Anyway, I gave you the name I did b/c it's much cheaper than Mucinex and when you're using it as often as we are, its worth one's while to find the cheapest. Try it twice/day and that should be enough. Yes, it came out b/c they thought that if they moved the fluids in ME that it would stop the side-effects. Well, that was a bust, but it did help those of us with allergies (which can develop at anytime....they tend to get worse year by year and, as you know, are a pain in the neck). Please bear in mind that I'm 73 yrs. old so it's stands to reason that I would have more than the average person's things wrong with me. I shouldn't, I've led a clean life, but I do. Still, it could be a lot worse, so all is not lost. I have to stay out of the hospital, though, that's detrimental to anyone's health....being in those dreadful inflatable beds and having no chance to recover in between times.

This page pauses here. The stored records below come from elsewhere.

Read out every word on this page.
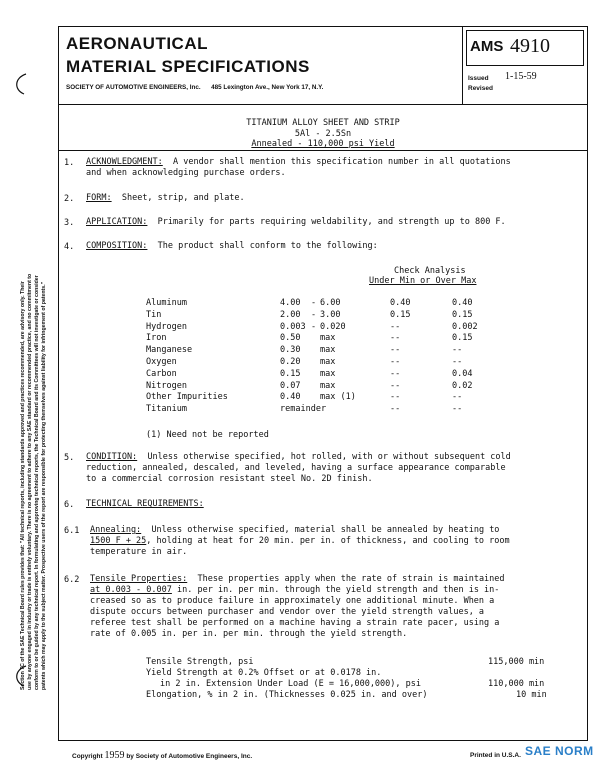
Section 7C of the SAE Technical Board rules provides that: "All technical reports, including standards approved and practices recommended, are advisory only. Their use by anyone engaged in industry or trade is entirely voluntary. There is no agreement to adhere to any SAE standard or recommended practice, and no commitment to conform to or be guided by any technical report. In formulating and approving technical reports, the Technical Board and its Committees will not investigate or consider patents which may apply to the subject matter. Prospective users of the report are responsible for protecting themselves against liability for infringement of patents."
AERONAUTICAL
MATERIAL SPECIFICATIONS
SOCIETY OF AUTOMOTIVE ENGINEERS, Inc. 485 Lexington Ave., New York 17, N.Y.
AMS 4910
Issued 1-15-59
Revised
TITANIUM ALLOY SHEET AND STRIP
5Al - 2.5Sn
Annealed - 110,000 psi Yield
1. ACKNOWLEDGMENT: A vendor shall mention this specification number in all quotations
and when acknowledging purchase orders.
2. FORM: Sheet, strip, and plate.
3. APPLICATION: Primarily for parts requiring weldability, and strength up to 800 F.
4. COMPOSITION: The product shall conform to the following:
Check Analysis
Under Min or Over Max
Aluminum	4.00 - 6.00	0.40	0.40
Tin	2.00 - 3.00	0.15	0.15
Hydrogen	0.003 - 0.020	--	0.002
Iron	0.50 max	--	0.15
Manganese	0.30 max	--	--
Oxygen	0.20 max	--	--
Carbon	0.15 max	--	0.04
Nitrogen	0.07 max	--	0.02
Other Impurities	0.40 max (1)	--	--
Titanium	remainder	--	--
(1) Need not be reported
5. CONDITION: Unless otherwise specified, hot rolled, with or without subsequent cold
reduction, annealed, descaled, and leveled, having a surface appearance comparable
to a commercial corrosion resistant steel No. 2D finish.
6. TECHNICAL REQUIREMENTS:
6.1 Annealing: Unless otherwise specified, material shall be annealed by heating to
1500 F + 25, holding at heat for 20 min. per in. of thickness, and cooling to room
temperature in air.
6.2 Tensile Properties: These properties apply when the rate of strain is maintained
at 0.003 - 0.007 in. per in. per min. through the yield strength and then is in-
creased so as to produce failure in approximately one additional minute. When a
dispute occurs between purchaser and vendor over the yield strength values, a
referee test shall be performed on a machine having a strain rate pacer, using a
rate of 0.005 in. per in. per min. through the yield strength.
Tensile Strength, psi	115,000 min
Yield Strength at 0.2% Offset or at 0.0178 in.
in 2 in. Extension Under Load (E = 16,000,000), psi	110,000 min
Elongation, % in 2 in. (Thicknesses 0.025 in. and over)	10 min
Copyright 1959 by Society of Automotive Engineers, Inc.	Printed in U.S.A. SAE NORM
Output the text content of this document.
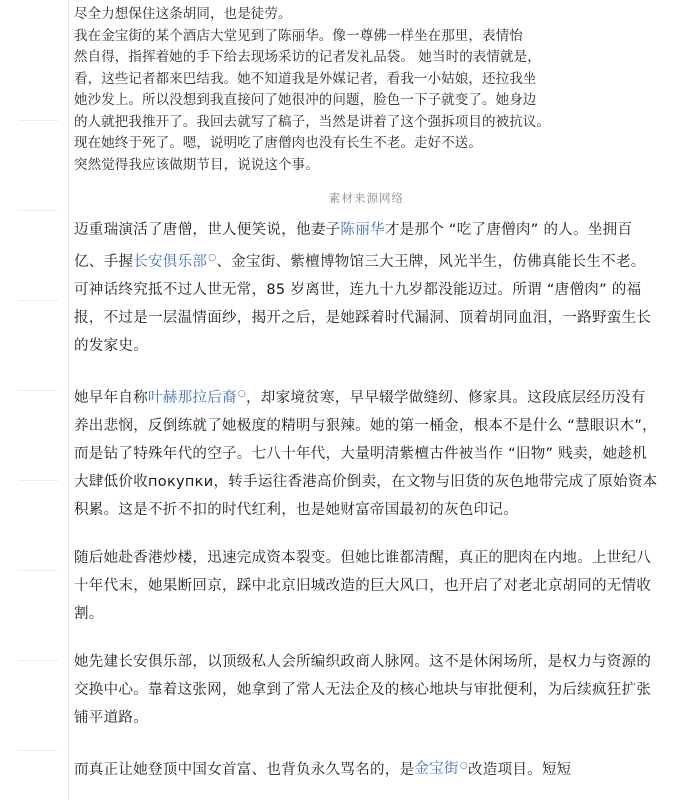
尽全力想保住这条胡同，也是徒劳。

我在金宝街的某个酒店大堂见到了陈丽华。像一尊佛一样坐在那里，表情怡

然自得，指挥着她的手下给去现场采访的记者发礼品袋。 她当时的表情就是，

看，这些记者都来巴结我。她不知道我是外媒记者，看我一小姑娘，还拉我坐

她沙发上。所以没想到我直接问了她很冲的问题，脸色一下子就变了。她身边

的人就把我推开了。我回去就写了稿子，当然是讲着了这个强拆项目的被抗议。

现在她终于死了。嗯，说明吃了唐僧肉也没有长生不老。走好不送。

突然觉得我应该做期节目，说说这个事。

素材来源网络

迈重瑞演活了唐僧，世人便笑说，他妻子陈丽华才是那个 “吃了唐僧肉” 的人。坐拥百亿、手握长安俱乐部○、金宝街、紫檀博物馆三大王牌，风光半生，仿佛真能长生不老。可神话终究抵不过人世无常，85 岁离世，连九十九岁都没能迈过。所谓 “唐僧肉” 的福报，不过是一层温情面纱，揭开之后，是她踩着时代漏洞、顶着胡同血泪，一路野蛮生长的发家史。

她早年自称叶赫那拉后裔○，却家境贫寒，早早辍学做缝纫、修家具。这段底层经历没有养出悲悯，反倒练就了她极度的精明与狠辣。她的第一桶金，根本不是什么 “慧眼识木”，而是钻了特殊年代的空子。七八十年代，大量明清紫檀古件被当作 “旧物” 贱卖，她趁机大肆低价收покупки，转手运往香港高价倒卖，在文物与旧货的灰色地带完成了原始资本积累。这是不折不扣的时代红利，也是她财富帝国最初的灰色印记。

随后她赴香港炒楼，迅速完成资本裂变。但她比谁都清醒，真正的肥肉在内地。上世纪八十年代末，她果断回京，踩中北京旧城改造的巨大风口，也开启了对老北京胡同的无情收割。

她先建长安俱乐部，以顶级私人会所编织政商人脉网。这不是休闲场所，是权力与资源的交换中心。靠着这张网，她拿到了常人无法企及的核心地块与审批便利，为后续疯狂扩张铺平道路。

而真正让她登顶中国女首富、也背负永久骂名的，是金宝街○改造项目。短短
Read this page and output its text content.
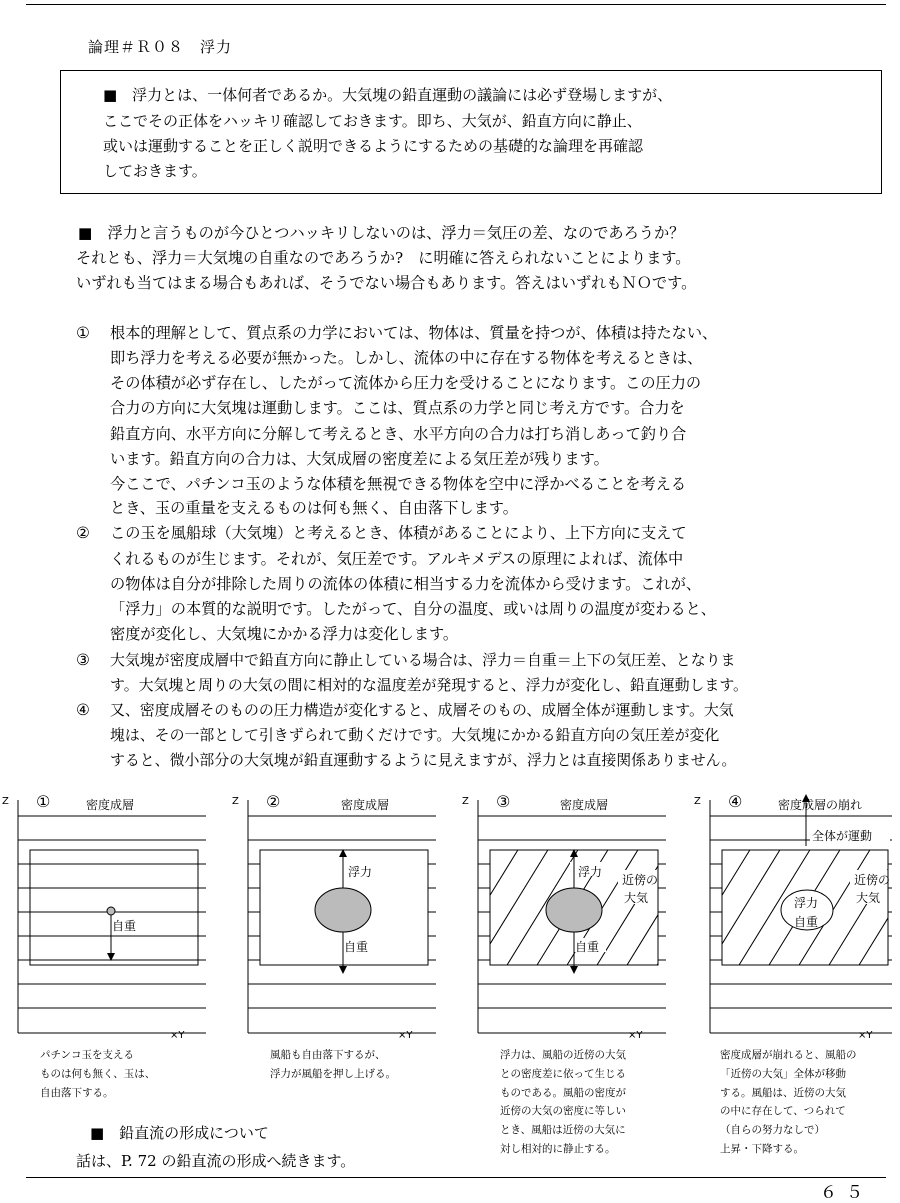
論理＃Ｒ０８　浮力
■　浮力とは、一体何者であるか。大気塊の鉛直運動の議論には必ず登場しますが、
ここでその正体をハッキリ確認しておきます。即ち、大気が、鉛直方向に静止、
或いは運動することを正しく説明できるようにするための基礎的な論理を再確認
しておきます。
■　浮力と言うものが今ひとつハッキリしないのは、浮力＝気圧の差、なのであろうか？
それとも、浮力＝大気塊の自重なのであろうか?　に明確に答えられないことによります。
いずれも当てはまる場合もあれば、そうでない場合もあります。答えはいずれもＮＯです。
① 根本的理解として、質点系の力学においては、物体は、質量を持つが、体積は持たない、
即ち浮力を考える必要が無かった。しかし、流体の中に存在する物体を考えるときは、
その体積が必ず存在し、したがって流体から圧力を受けることになります。この圧力の
合力の方向に大気塊は運動します。ここは、質点系の力学と同じ考え方です。合力を
鉛直方向、水平方向に分解して考えるとき、水平方向の合力は打ち消しあって釣り合
います。鉛直方向の合力は、大気成層の密度差による気圧差が残ります。
今ここで、パチンコ玉のような体積を無視できる物体を空中に浮かべることを考える
とき、玉の重量を支えるものは何も無く、自由落下します。
② この玉を風船球（大気塊）と考えるとき、体積があることにより、上下方向に支えて
くれるものが生じます。それが、気圧差です。アルキメデスの原理によれば、流体中
の物体は自分が排除した周りの流体の体積に相当する力を流体から受けます。これが、
「浮力」の本質的な説明です。したがって、自分の温度、或いは周りの温度が変わると、
密度が変化し、大気塊にかかる浮力は変化します。
③ 大気塊が密度成層中で鉛直方向に静止している場合は、浮力＝自重＝上下の気圧差、となりま
す。大気塊と周りの大気の間に相対的な温度差が発現すると、浮力が変化し、鉛直運動します。
④ 又、密度成層そのものの圧力構造が変化すると、成層そのもの、成層全体が運動します。大気
塊は、その一部として引きずられて動くだけです。大気塊にかかる鉛直方向の気圧差が変化
すると、微小部分の大気塊が鉛直運動するように見えますが、浮力とは直接関係ありません。
Z ①	密度成層
自重
×Y
パチンコ玉を支える
ものは何も無く、玉は、
自由落下する。
Z ②	密度成層
浮力
自重
×Y
風船も自由落下するが、
浮力が風船を押し上げる。
Z ③	密度成層
浮力
近傍の
大気
自重
×Y
浮力は、風船の近傍の大気
との密度差に依って生じる
ものである。風船の密度が
近傍の大気の密度に等しい
とき、風船は近傍の大気に
対し相対的に静止する。
Z ④	密度成層の崩れ
全体が運動
近傍の
大気
浮力
自重
×Y
密度成層が崩れると、風船の
「近傍の大気」全体が移動
する。風船は、近傍の大気
の中に存在して、つられて
（自らの努力なしで）
上昇・下降する。
■　鉛直流の形成について
話は、P. 72 の鉛直流の形成へ続きます。
６５
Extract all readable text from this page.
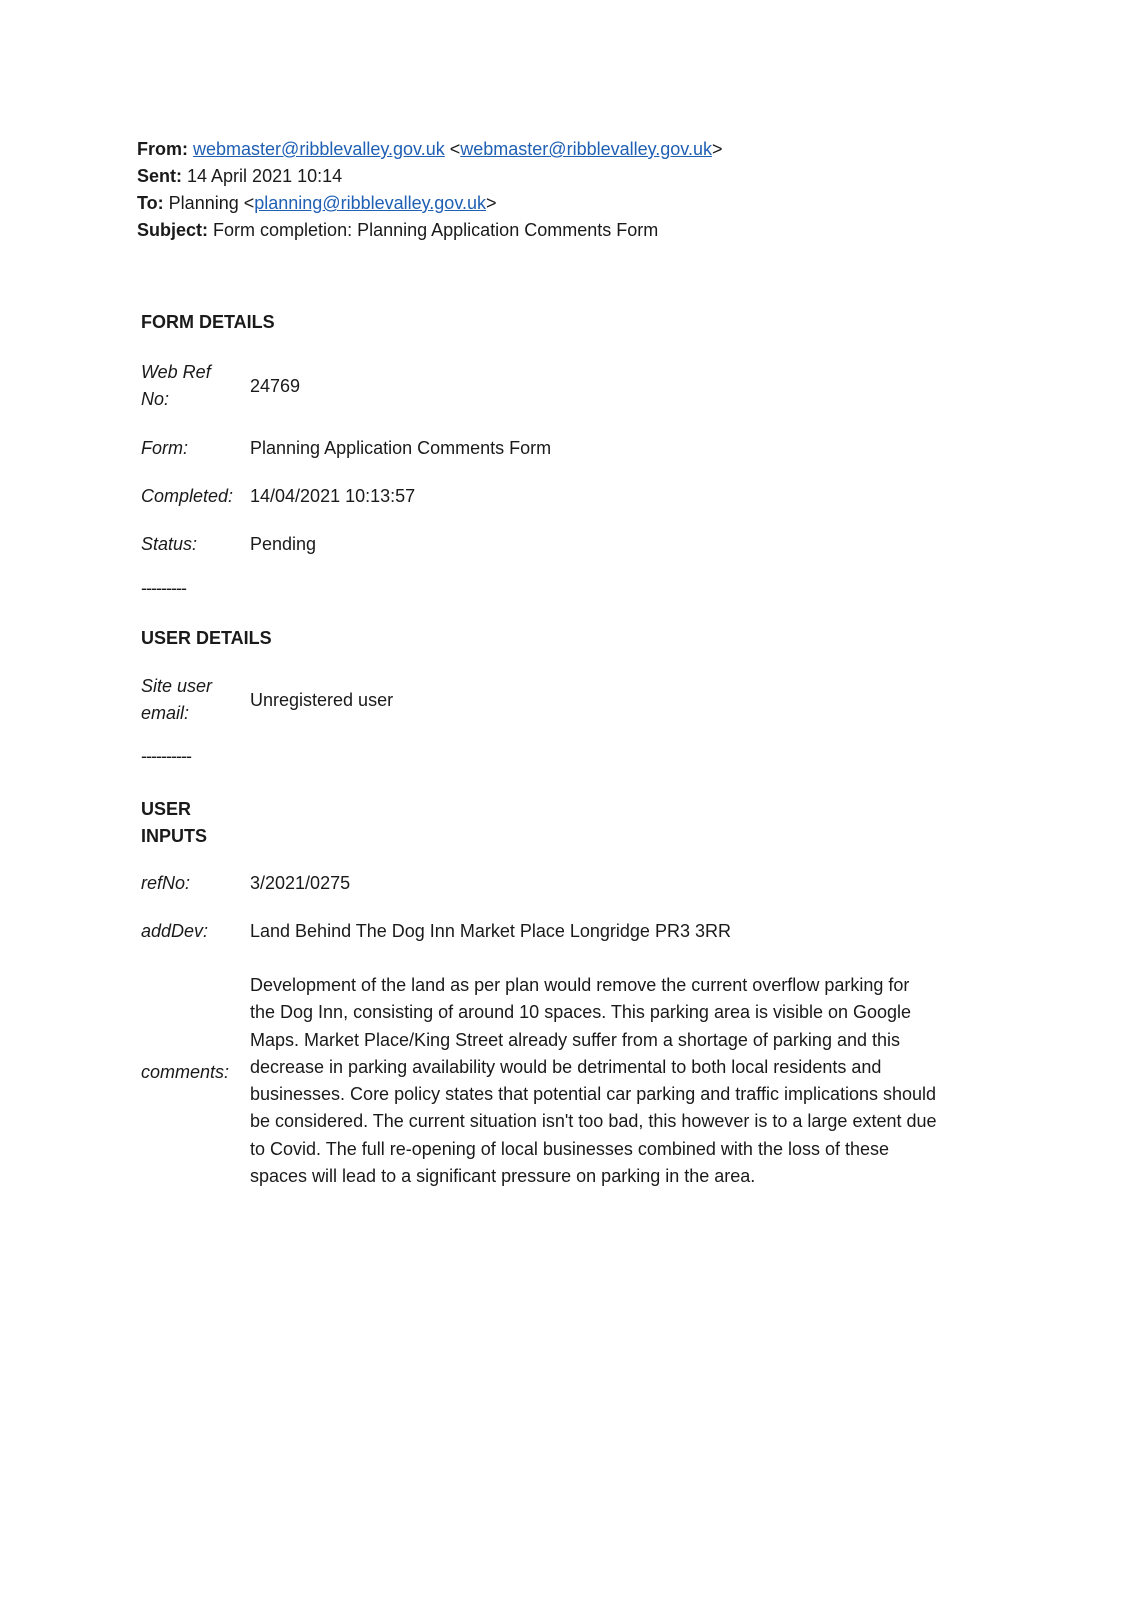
From: webmaster@ribblevalley.gov.uk <webmaster@ribblevalley.gov.uk>
Sent: 14 April 2021 10:14
To: Planning <planning@ribblevalley.gov.uk>
Subject: Form completion: Planning Application Comments Form
FORM DETAILS
Web Ref
No:
24769
Form:	Planning Application Comments Form
Completed: 14/04/2021 10:13:57
Status:	Pending
---------
USER DETAILS
Site user
email:
Unregistered user
----------
USER
INPUTS
refNo:	3/2021/0275
addDev: Land Behind The Dog Inn Market Place Longridge PR3 3RR
comments:
Development of the land as per plan would remove the current overflow parking for
the Dog Inn, consisting of around 10 spaces. This parking area is visible on Google
Maps. Market Place/King Street already suffer from a shortage of parking and this
decrease in parking availability would be detrimental to both local residents and
businesses. Core policy states that potential car parking and traffic implications should
be considered. The current situation isn't too bad, this however is to a large extent due
to Covid. The full re-opening of local businesses combined with the loss of these
spaces will lead to a significant pressure on parking in the area.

On the other hand, I'm thankful that my life was saved on more than one occasion. Yours Lenora.
 

Wishful

Senior Member
Messages
5,684
Location
Alberta
Have you looked into alpha gal?

Interesting possibility. The ticks known to carry it aren't in Alberta, but the allergy has been reported in places without those ticks, so it's not completely impossible. I don't suffer the typical symptoms of it; it seems to be an increase in my general ME symptoms. I think it peaks around 9 hrs after eating meat, which sort of fits. However, I seem to get the same reaction from chicken, which doesn't have alpha-gal. I'm waiting until the present symptoms (finished off the last of my bacon) fades, and then I'll try peanut butter again to see if that triggers it too (I think it did, but not sure). So, more experimentation needed, but I'll definitely keep alpha-gal in mind. Thanks.